Su also criticized the Department of Labor’s adoption of rhetoric from the Trump administration, in claiming to “put American workers first” and usher in a “golden age” for “American workers”.
“This administration, they constantly talk about doing right by American workers. That’s a pretty coded way of saying what they want to say, which is that they no longer believe that immigrant workers deserve protection and that’s part of their overall war on workers,” Su said. “It’s an anti-immigrant philosophy of the entire administration, but for the Department of Labor to adopt it is especially harmful, because so many workers who keep our economy going are immigrant workers.”
She cited other examples of policies that harm workers being pursued by this administration, from cutting $500m in grants dedicated toward fighting child labor and forced labor abroad, delaying implementation of a rule to protect coalminers from silica dust exposure, pushing to create an exemption for employers to the general duty clause of the Occupational Safety and Health Act that obligates employers to keep workers safe on the job, and ceasing enforcement of expanded labor protections for immigrant farm workers on H-2A temporary visas.
Among the deregulations being pushed by the Department of Labor include proposing a rule to exempt 3.7 million home health and personal care workers in the US from minimum wage and overtime protections.
These workers are predominantly women and paid low wages, with immigrants comprising a significant and growing portion of the workforce.
“What the US Department of Labor is proposing is the Trump administration reversing history, and saying, no, wait a minute, home care workers are not deserving of overtime protections, of minimum wage, and that just sets us back into a whole other era,” said Arnulfo De La Cruz, president of SEIU Local 2015, which represents over half a million long-term care workers in California. “This change would undo a decade of progress toward recognizing home care as real professional work, and this is yet another Trump administration attack on workers.
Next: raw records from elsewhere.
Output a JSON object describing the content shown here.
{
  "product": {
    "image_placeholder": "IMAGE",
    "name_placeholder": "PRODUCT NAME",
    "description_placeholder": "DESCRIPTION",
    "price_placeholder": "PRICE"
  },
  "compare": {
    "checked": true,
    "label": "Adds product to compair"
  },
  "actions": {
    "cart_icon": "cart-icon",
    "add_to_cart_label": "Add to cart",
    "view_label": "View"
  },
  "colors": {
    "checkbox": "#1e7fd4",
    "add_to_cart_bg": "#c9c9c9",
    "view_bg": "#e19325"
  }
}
This comes down to special interests who want to increase their profits by paying workers less.”
Astrid Zuniga, a home care worker in Modesto, California, and president of United Domestic Workers of America, UDW/AFSCME Local 3930, said she would stand to lose about $1,200 a month if overtime protections are removed for care workers, which she relies on to cover the costs of medications her son needs, who has autism, epilepsy and other intellectual disabilities, and who she cares for 24/7.
“To lose that much money a month, when most of us already live paycheck to paycheck as it is, would be damaging to many households,” said Zuniga. “When you go and you implement these kinds of cuts to the low-wage workforce, that only hurts the workers and most of these workers are making right at about minimum wage.”
She emphasized home care workers were already bracing for the impact of Medicaid cuts to benefits and services that will also decrease their ability to provide services to clients.
“Home care is the fastest-growing sector of workers across the nation. It is the highest in demand. Nobody is getting any younger or any healthier,” she added. “Cuts should not be made to these types of services,” she said. “And if we’re not making this a desirable workforce and not making investments into these kinds of home- and community-based services that our most vulnerable communities rely on, what are we doing?”
“I think the message is that they think workers have it too good, too many protections, too high of wages, too much security. Their view is that workers are too comfortable,” added Su.